4. L’amélioration des conditions de travail des artistes

  • Mise en application des dispositions de la LEC et de la nouvelle loi cantonale sur la culture concernant la prévoyance professionnelle en partenariat avec le Canton et les partenaires professionnels (SSR et Artes & Comoedia).
  • Elaboration d’outils de soutien spécifiques aux compagnies dont le travail s’inscrit dans la durée (résidences, conventions)
  • Analyse d’une réorganisation du système d’emploi des artistes en lien avec l’étude du modèle des « ensembles » (cf. point 3).

5. Le développement des outils d’accès à la culture

  • Elargissement des mesures d’accès en partenariat avec l’ACG et le Canton (billets jeunes, chéquiers culture, carte 20 ans 20 francs).
  • Soutien aux actions culturelles de médiation dans et hors les murs des scènes (théâtre sous chapiteau avec le Service social, ou Fête du théâtre en collaboration avec la Terrasse du troc, ou Fête de la Danse).
  • Elargissement du soutien par l’ACG au Théâtre de l’Esquisse (Genève) qui travaille avec des personnes handicapées.
  • Soutien plus affirmé aux formes d’expression du théâtre amateur (notamment pour les locaux de répétition et les scènes).

6. La valorisation des métiers liés aux arts de la scène

  • Intégration des théâtres dans les JEMA (Journées européennes des métiers d’arts).
  • Intégration des ateliers de création liés aux métiers de la scène de la nouvelle Comédie
  • Soutien à la Fête du théâtre, portes ouvertes des scènes genevoises avec une présence « hors-murs ».
  • Poursuite du soutien à la Fête de la Danse, pilotée au niveau suisse

7. Le nécessaire dialogue entre tous les partenaires

  • Rencontre annuelle des élus responsables de la culture de la région à l’échelle transfrontalière (Groupe de concertation culturelle élargi)
  • Mise en route de l’extension de l’Observatoire des publics, déjà actif sur les Musées et le domaine sportif, aux scènes municipales et subventionnées, afin de documenter la nature des publics et leurs pratiques.
  • Tenue d’une rencontre annuelle de dialogue et de concertation autour des arts de la scène à Genève, dans la foulée des Rencontres théâtrales
  • Etude complète sur le « théâtre de service public », faisant suite à celle de 1994, afin de valoriser la diversité et la richesse de la scène genevoise, ainsi que du soutien public.

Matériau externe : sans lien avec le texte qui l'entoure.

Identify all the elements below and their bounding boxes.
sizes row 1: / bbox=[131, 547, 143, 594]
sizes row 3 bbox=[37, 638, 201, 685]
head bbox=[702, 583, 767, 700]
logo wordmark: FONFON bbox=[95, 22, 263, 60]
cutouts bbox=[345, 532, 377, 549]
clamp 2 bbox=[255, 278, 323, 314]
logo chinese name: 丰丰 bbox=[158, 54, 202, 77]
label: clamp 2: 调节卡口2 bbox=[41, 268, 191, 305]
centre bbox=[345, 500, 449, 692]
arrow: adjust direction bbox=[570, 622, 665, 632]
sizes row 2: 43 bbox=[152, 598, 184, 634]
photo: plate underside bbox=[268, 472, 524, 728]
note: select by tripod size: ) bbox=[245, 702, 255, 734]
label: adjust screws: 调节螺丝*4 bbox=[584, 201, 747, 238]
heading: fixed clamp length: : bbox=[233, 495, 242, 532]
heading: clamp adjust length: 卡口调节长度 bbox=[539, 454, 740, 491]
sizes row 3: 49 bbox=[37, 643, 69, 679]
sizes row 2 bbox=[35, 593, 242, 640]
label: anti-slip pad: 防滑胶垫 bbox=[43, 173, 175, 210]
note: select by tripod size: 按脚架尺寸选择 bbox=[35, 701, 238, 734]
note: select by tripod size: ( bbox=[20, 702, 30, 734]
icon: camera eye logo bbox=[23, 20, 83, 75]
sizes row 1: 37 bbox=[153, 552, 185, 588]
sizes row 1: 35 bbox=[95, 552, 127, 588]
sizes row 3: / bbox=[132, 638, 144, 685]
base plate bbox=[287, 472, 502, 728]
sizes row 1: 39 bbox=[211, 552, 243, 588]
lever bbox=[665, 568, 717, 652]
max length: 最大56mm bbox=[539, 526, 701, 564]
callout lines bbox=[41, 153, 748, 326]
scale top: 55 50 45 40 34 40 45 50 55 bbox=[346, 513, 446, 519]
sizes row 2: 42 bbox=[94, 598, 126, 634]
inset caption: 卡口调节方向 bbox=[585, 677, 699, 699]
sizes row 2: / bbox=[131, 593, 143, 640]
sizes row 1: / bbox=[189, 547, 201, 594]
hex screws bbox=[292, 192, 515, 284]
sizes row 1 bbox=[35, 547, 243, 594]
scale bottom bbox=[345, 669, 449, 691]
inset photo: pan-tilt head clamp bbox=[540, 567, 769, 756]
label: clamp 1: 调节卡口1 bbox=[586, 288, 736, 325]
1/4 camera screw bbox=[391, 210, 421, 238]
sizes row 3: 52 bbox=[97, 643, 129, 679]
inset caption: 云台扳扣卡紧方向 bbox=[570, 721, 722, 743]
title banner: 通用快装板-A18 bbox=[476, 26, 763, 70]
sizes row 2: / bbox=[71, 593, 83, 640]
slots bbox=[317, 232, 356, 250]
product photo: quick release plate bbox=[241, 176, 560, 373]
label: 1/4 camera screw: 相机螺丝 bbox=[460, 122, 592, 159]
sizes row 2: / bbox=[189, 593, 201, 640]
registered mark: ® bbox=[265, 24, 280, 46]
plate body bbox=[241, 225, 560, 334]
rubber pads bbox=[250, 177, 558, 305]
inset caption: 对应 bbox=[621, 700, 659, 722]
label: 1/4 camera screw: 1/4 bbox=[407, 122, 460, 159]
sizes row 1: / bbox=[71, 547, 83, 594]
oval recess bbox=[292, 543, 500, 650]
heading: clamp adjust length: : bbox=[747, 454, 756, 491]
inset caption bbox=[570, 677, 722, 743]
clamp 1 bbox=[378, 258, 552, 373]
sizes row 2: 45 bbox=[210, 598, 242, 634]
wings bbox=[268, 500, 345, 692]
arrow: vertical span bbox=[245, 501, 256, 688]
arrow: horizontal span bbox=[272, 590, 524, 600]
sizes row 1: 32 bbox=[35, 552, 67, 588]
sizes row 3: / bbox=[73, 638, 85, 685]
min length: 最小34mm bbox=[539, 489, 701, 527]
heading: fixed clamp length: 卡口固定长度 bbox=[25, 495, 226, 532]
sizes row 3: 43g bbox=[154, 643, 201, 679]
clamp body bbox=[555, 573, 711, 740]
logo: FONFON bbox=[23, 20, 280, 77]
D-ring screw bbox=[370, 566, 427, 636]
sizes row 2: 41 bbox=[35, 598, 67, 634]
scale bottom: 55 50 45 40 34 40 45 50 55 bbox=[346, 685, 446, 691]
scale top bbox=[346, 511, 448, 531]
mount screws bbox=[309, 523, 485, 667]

La mise en œuvre de ces priorités implique un débat sur l’augmentation nécessaire des moyens sur deux points :

Nouvelle Comédie : environ 6.8 millions de plus par année, dès l’ouverture (soit 2019) dont en principe 2.3 millions à charge de la Ville et 4.5 millions à charge du Canton, si on suit une logique de répartition 50-50. Une augmentation partielle devra être prévue dès 2017-18, afin d’anticiper l’ouverture.

Soutien à la diffusion : environ 300-500’000 francs supplémentaires par an à terme, notamment pour soutenir la présence des compagnies suisses dans les scènes et festivals de référence en Europe, comme Avignon (l’exemple récent du Grand Prix fédéral du théâtre attribué à Omar Porras, dont la compagnie Teatro Malandro fait rayonner Genève à l’étranger de manière exceptionnelle, mais qui manque de moyens pour perpétuer ce travail, est éloquent).

Pour le premier cas, ces montants doivent être confirmés et recherchés en prévision de l’ouverture de la nouvelle Comédie, en plus des moyens existants pour les arts de la scène.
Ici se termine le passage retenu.